Happy Birthday Stan Grof!
A tip of the hat to psychiatry: Humphry Osmond and Stanislav Grof. 6/24/2024
I’ve decided that it would be a fun project to post birthday wishes to philosophers and psychologists who’ve most influenced my own thoughts. As birthdays arrive or approach, I’ll post short essays. That said, I want to begin here—in this blog—by shouting out to Humphry Osmond and Stan Grof, both born on July 1st, Osmond in 1917 and Grof, in 1931. And why should we care them, you may ask? I’ll share just a bit.

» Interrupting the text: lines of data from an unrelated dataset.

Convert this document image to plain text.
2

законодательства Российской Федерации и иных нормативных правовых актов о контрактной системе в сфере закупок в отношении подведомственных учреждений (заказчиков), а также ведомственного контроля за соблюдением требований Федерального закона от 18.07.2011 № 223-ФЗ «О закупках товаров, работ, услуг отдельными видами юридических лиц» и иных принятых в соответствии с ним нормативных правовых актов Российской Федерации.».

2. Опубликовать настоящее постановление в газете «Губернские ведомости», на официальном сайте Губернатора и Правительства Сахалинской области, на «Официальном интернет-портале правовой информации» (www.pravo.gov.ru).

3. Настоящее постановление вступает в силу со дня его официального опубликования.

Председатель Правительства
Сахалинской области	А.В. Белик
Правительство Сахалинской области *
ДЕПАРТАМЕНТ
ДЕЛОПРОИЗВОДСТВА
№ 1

Osmond was born in Surrey, England, but for many years worked in Saskatchewan, Canada, at the Weyburn Mental Hospital. In the early 1950s, he was conducting the potential therapeutic value of mescaline for his psychiatric patients. During that research, his session reports sometimes included experiences that sounded as though they were religious or mystical, though patients weren’t in any way prompted to have such experiences and Osmond knew very little about such things. Osmond became curious about what an expert on mystical-type experiences might have to say, so he reached out to Aldous Huxley, who had, in 1945, written an anthology of mysticism titled The Perennial Philosophy. Huxley in turn was aware of Osmond’s work and, after reviewing the session reports sent to him by Osmond, responded that he might be able to better judge the nature of these experiences if he tried the drug himself.
On May the 4th, 1953, Huxley, with Osmond in attendance, took four tenths of a gram of mescaline and had, for the first time in his life, what he interpreted to be a full-on mystical experience. Huxley’s musings that day on mescaline were recorded by tape recorder, and he shared several times that day, “This is how one ought to see, how things really are.” The next winter, he added, in his book about that experience, The Doors of Perception, “I was seeing what Adam had seen on the first morning of his creation—the miracle, moment by moment, of naked existence.” Furthermore, Huxley felt he broken through that day to what he termed the “unitive knowledge,” the ontic sense that he had become one with all reality.
Huxley’s endorsement of the mescaline’s ability to generate a genuine mystical state—a state of super-sanity rather than insanity—led him and Osmond to discuss the drug as something other than a “hallucinogen” (the common term used for the substance at that time), given that Huxley had had no hallucinations at all. Together they arrived at the term psychedelic, meaning “mind opening” or “mind revealing,” the term we use today. Soon they were also arguing in print that other such drugs, including psilocybin and LSD, also sometimes create experiences that mimic mystical experiences more often than psychosis. Several philosophers and psychologists—including Stan Grof— jumped on this new view of the substances as a breakthrough in how they should be considered, offering fresh therapeutic possibilities.
Today, during the current “psychedelic renaissance,” Osmond’s contribution cannot be over-emphasized. He and Huxley triggered the entire first wave of enthusiasm for psychedelics that became the platform for the present wave. And on a personal note, it was by reading The Doors of Perception in 1970 that I decided to try both mescaline and LSD, experiences that have influenced my life and work ever since. Moving along,
Stanislav Grof was born in Prague, but came to the U.S. in 1967 to continue his research on the psychological effects of LSD. In 1969, he was appointed the Chief of Psychiatric Research at the Maryland Psychiatric Research Center, and altogether during his career sat and observed more than 5,000 test subjects experiencing the drug—more than any other researcher in history, then or now.
Grof began his career as a Freudian psychologist, but his experiences with patients on LSD convinced him that Jung’s view of the psyche, including that it has elements which transcend the individual mind, was more accurate. Eventually, Grof crafted a theory of the psyche (see for instance his book The Holotropic Mind) that included not only Jung’s idea of a “collective unconscious” but a deeper transpersonal level that registers as oneness with universal consciousness—which was Huxley’s experience also. During the 1970s, while living at the Esalen Institute in Big Sur, California, Grof explored a range of techniques beyond LSD for opening the mind to these deeper levels. His view has been that neuroses and psychoses may be triggered by a frustrated desire to access these deeper transpersonal aspects of the psyche. We long for self-actualization but too often we don’t know how to go about affecting that upgrade in consciousness, so we flounder in life, seeking transcendence in ways that are not always healthy. In short, Grof hoped to find and/or craft techniques for healthy self-actualization.
Stan, whom I know from time spent together at Esalen in 2012 and at the Science and Nonduality conference in 2014, is a brilliant communicator, and his book The Cosmic Game had an enormous influence on me when it came out in 1998. I had been following his career since 1975, when he published Realms of the Human Unconscious: Observations from LSD Research, and I can’t recommend his work enough. Today, Grof and his wife Brigette continue to teach his technique of “holotropic breath work” as a less problematic—and legal—method of awakening to the transpersonal elements of the unconscious.
Osmond and Grof are true pioneers, not only in the study of psychedelic substances but in the development of transpersonal psychology and the study of mystical-type experiences.